The latest returns marked a continued recovery from the annualized net gain of 4.6% the state reported for the three-year period through June 30, in the wake of a 6.4% loss for the fiscal year through June 30, 2022. That decline followed the start of an aggressive U.S. rate-hiking cycle that March.
Longer term, combined gains for the three biggest pension pools overseen by the State Board of Investment — Minnesota’s Public Employees Retirement Association, Teachers Retirement Association and the State Retirement System — remained solid, with annualized net returns of more than 8% for the 10- and 20-year periods through June 30 outpacing Minnesota’s composite benchmark by more than 2 percentage points.

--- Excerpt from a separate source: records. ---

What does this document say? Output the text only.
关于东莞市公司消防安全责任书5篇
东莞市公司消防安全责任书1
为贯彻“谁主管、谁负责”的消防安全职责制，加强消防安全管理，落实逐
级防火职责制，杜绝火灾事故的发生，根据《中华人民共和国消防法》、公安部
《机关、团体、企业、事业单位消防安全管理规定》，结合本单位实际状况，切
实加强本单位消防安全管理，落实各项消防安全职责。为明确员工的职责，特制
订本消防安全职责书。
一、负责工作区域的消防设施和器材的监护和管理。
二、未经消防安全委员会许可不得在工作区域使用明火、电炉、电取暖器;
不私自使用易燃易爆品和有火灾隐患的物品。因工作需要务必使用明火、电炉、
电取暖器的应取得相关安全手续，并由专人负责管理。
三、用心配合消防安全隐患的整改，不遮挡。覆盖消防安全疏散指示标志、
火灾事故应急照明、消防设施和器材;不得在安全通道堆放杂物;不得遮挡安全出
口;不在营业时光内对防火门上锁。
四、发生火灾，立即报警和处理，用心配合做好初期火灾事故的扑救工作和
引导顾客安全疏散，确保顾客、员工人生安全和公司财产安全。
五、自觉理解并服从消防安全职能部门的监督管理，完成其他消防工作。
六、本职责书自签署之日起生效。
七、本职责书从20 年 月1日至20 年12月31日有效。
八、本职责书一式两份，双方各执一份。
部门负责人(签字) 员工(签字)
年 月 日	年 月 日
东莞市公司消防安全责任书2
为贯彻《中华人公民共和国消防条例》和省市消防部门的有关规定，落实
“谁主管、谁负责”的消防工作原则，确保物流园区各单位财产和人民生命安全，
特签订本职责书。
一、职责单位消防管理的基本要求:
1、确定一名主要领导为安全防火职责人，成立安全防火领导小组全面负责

Minnesota’s asset allocation mix at the close of its latest fiscal year hewed closely to the State Board of Investment’s policy targets. The board reported $47.3 billion in public equities, or 50.5% of the total defined benefit pool, marginally above its 50% target, and just over $23 billion apiece in fixed income and private markets, slightly shy of SBI’s respective 25% targets for both market segments.
Public equities remained the dynamo behind the latest year’s returns, with a 19.8% net gain that topped Minnesota’s composite equity benchmark by 0.5 percentage points. U.S. equities led the way with a 23.5% return, followed by international equities, up 12.8% and global equities, up 12%.
Minnesota’s broad fixed-income allocations delivered a 2.7% net return for the latest fiscal year, topping the pension fund’s composite benchmark by 1.2 percentage points.
The SBI’s private markets exposures, meanwhile, posted a combined 7.7% net gain, with returns of just less than 10% for the pension fund’s private equity and private credit allocations more than offsetting a 6.7% decline on its real estate investments.
Together with other asset pools, including $30 billion in state cash accounts and a $15 billion “participant directed investment program,” the Minnesota State Board of Investment was overseeing $146 billion in assets as of June 30.
Officials at the State Board of Investment couldn’t immediately be reached for comment.
The investment report posted on the SBI website, meanwhile, noted that the portfolio “benefited from a positive contribution from active management” over the past year, in segments such as domestic equities, international equities and core/core-plus fixed income.